In this case, the person without capacity, herein called ‘P’ was 30 years old and living with his mother. Unfortunately, P was estranged from his father. P has athetoid cerebral palsy as a result of complications at birth. P sued the appropriate health authority and was awarded £3.1m in damages. He is unable to talk, walk, take care of himself and is severely cognitively impaired. However, he does have a normal life expectancy.
In 2005, having been appointed as his Receiver (a former name for deputies), P’s mother was told that it would be possible for her to apply to the court for a statutory Will. Under the intestacy rules, P’s mother and father would have inherited his entire estate equally.

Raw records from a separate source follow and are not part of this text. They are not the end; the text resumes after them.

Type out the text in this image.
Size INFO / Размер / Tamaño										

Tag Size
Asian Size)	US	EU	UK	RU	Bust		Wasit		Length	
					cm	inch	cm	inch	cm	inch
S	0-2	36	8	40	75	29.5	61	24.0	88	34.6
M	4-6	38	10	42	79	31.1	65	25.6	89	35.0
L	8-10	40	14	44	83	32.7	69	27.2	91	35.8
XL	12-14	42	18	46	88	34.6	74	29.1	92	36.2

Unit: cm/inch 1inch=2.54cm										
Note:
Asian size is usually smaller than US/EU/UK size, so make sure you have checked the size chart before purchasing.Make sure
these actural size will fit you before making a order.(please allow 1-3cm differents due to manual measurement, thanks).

It was not until 2015 that P’s mother applied for a statutory Will. It was proposed that P’s Will would appoint P’s mother and two maternal half-brothers as executors and trustees. P would give his mother a life interest in his house in London with the property passing to P’s three brothers on his death. P would also give 2% of his estate to charity, and the remaining 98% would be split between P’s mother and brothers in equal shares.
P’s mother also applied to dispense with service on P’s father, on the basis that he was estranged and had no relationship with him. Their last contact was when P was 8 years old. P’s mother thought that his father now lived abroad, but was not sure where.
District Judge Ralph held that unless the Official Solicitor raised an objection within 21 days, then service on P’s father could be dispensed with. The Official Solicitor did raise an objection and the matter was listed for hearing.
District Judge Payne heard the case and decided that indeed service could be dispensed with. He noted that there could be substantial cost in locating P’s father and that if P’s father were to get involved in proceedings, it would cause anxiety to P’s mother who cared for P every day.
Senior Judge Lush decided that there was, in fact, no compelling reason that P’s father should not be served with documents. There was no urgency to this case as P had normal life expectancy, and in any event it had taken P’s mother some 10 years to make an application. Senior Judge Lush was not convinced that in fact any effort had been made to find P’s father and that it had been rather assumed court would dispense with service.
In his judgement, Senior Judge Lush found that other methods could have been used to trace P’s father including searching on social media. He found further that District Judge Payne had given the cost of tracing P’s father undue weight in making his decision given the enormity of disinheriting P’s father.
Citing audi alternam partem (hear the other side), a principle of natural justice, Senior Judge Lush was deterred from making a decision that would compromise the rights of another without giving that person a chance to have their side of the story heard.
Accordingly, the appeal was allowed and P’s mother was directed to try to locate P’s father. No limit was placed on the amount that could be spent in tracing him. Senior Judge Lush felt that if earnest attempts were made to find P’s father, he would not be difficult to find.